Stretta agli affitti brevi, rush nella notte per approvare il Testo unico sul turismo
21 Dicembre 2024di Pierluigi Piccini
Oggi, Il Foglio ha pubblicato un articolo molto significativo sul Giubileo, a firma di Matteo Matzuzzi, in cui si sottolinea come, dalla frammentazione di un’umanità stanca, il messaggio cristiano si rivolga alla speranza come atto eroico. Una speranza che, nonostante le difficoltà, resiste e guida verso la pace. Questo mi ha subito fatto tornare alla mente un ricordo che segna profondamente il mio cammino: quello di Don Fernaldo Flori, un sacerdote che, da giovane studente di filosofia, mi introdusse al pensiero di Ernst Bloch. Non ricordo con precisione se accadde ad Abbadia S. Salvatore o a Pienza, ma ciò che mi resta vivido è quella scintilla dell’utopia concreta, di quel “non ancora” che non mi ha mai abbandonato.

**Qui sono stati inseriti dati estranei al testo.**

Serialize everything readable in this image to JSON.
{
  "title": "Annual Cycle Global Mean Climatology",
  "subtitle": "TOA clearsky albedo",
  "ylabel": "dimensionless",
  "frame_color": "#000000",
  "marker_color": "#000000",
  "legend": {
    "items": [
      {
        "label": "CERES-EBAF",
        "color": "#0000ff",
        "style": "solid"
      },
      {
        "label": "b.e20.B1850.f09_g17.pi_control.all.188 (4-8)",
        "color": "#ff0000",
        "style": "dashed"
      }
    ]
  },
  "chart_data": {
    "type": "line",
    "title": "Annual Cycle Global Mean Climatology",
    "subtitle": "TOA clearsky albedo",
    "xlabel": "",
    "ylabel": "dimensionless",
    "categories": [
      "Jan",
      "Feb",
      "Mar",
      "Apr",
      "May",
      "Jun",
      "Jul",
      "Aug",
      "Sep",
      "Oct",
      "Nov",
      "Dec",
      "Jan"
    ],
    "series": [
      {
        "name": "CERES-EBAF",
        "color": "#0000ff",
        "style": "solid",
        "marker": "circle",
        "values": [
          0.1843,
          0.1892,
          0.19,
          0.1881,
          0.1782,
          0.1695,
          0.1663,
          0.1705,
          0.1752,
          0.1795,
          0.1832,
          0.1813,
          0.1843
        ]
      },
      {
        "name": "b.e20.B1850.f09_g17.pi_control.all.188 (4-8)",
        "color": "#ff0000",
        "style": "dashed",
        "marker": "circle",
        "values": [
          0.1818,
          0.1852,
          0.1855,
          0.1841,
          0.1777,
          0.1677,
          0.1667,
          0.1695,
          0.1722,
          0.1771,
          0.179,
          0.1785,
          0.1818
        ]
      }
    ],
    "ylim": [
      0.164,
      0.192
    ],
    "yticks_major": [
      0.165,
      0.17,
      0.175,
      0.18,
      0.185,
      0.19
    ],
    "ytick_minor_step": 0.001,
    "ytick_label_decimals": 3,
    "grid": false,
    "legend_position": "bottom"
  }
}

Come dimenticare, però, il tormento dell’ontologia, dell’essere, che ha attraversato i miei studi di teologia e di estetica e che ancora oggi mi osserva con sguardo vigile? Gli anni sono passati, tanti, forse troppi, ma questa ricerca continua a fare da sentinella ai miei pensieri. È una tensione che ha riacceso la mia riflessione, anche grazie alle recenti letture, come Metafisica Concreta di Massimo Cacciari, ma soprattutto alle intuizioni di Heidegger. Il filosofo tedesco, con i suoi tentativi di catturare l’essere nel linguaggio, ci mostra la difficoltà che l’Occidente fatica ancora a superare. La nostra umanità sembra ormai sospesa in un esistere che non è più autentico, in un “essere” che si è ridotto a cosa, ente.
Eppure, c’è una consolazione, un porto sicuro. Per me, questa consolazione ha preso la forma dei fenomeni saturi di Jean-Luc Marion, una visione che può sembrare cristiana e, forse, lo è, che ritrovo anche nelle parole di Papa Francesco. Oggi, più che mai, nel “giubileo” che ci attende, vedo come la speranza si faccia concreta nelle mani di ogni uomo. Non siamo ancora ciò che potremmo essere, ma possiamo sempre aspirare a diventarlo, scegliendo di essere altro, desiderando altro. Oggi, quel “altro” si traduce in un messaggio di pace.
Tuttavia, come conciliare questa riflessione con l’attività politica e amministrativa che mi impegna quotidianamente? Come trasformare queste intuizioni in azioni concrete? Un esempio che mi viene in mente è l’ultima iniziativa che ho seguito: la mostra Ludus, inaugurata a Piancastagnaio. Questo evento, che porta con sé un messaggio di speranza e di pace, è un chiaro esempio di come la cultura possa diventare il ponte tra l’utopia concreta e la realtà sociale. La cultura ha il potere di far riflettere, scuotere e spingere al cambiamento, trasformando finalmente il pensiero in azione. Ogni opera d’arte contemporanea, specialmente quelle interattive come quelle della mostra Ludus, rappresenta una forma di “non-essere-ancora”. Un’opera non è mai completa in sé, ma si compie nell’interazione con lo spettatore, che diventa co-creatore, parte attiva di un processo in divenire. Questo dialogo tra artista, opera e pubblico incarna esattamente la “speranza istruita” di Bloch: non un futuro indefinito, ma una possibilità concreta che prende forma nel presente.
Immaginiamo di descrivere un’opera in cui il pubblico è chiamato a lasciare un segno, a spostare un elemento, o a completare qualcosa: il significato finale non esiste ancora, ma si costruisce nel momento in cui l’interazione avviene.
Da qui un esempio concreto del mio impegno politico, come amministratore che non è altro che un’estensione di questa ricerca. La speranza di un futuro diverso, migliore, più pacifico, non può rimanere confinata tra le pagine di un libro o nelle riflessioni teologiche e filosofiche. Deve trovare spazio nella realtà quotidiana, nelle decisioni che prendiamo per la nostra comunità, nel modo in cui rispondiamo alle sfide del presente. E la cultura, come ho già detto, è un veicolo privilegiato per questa trasformazione.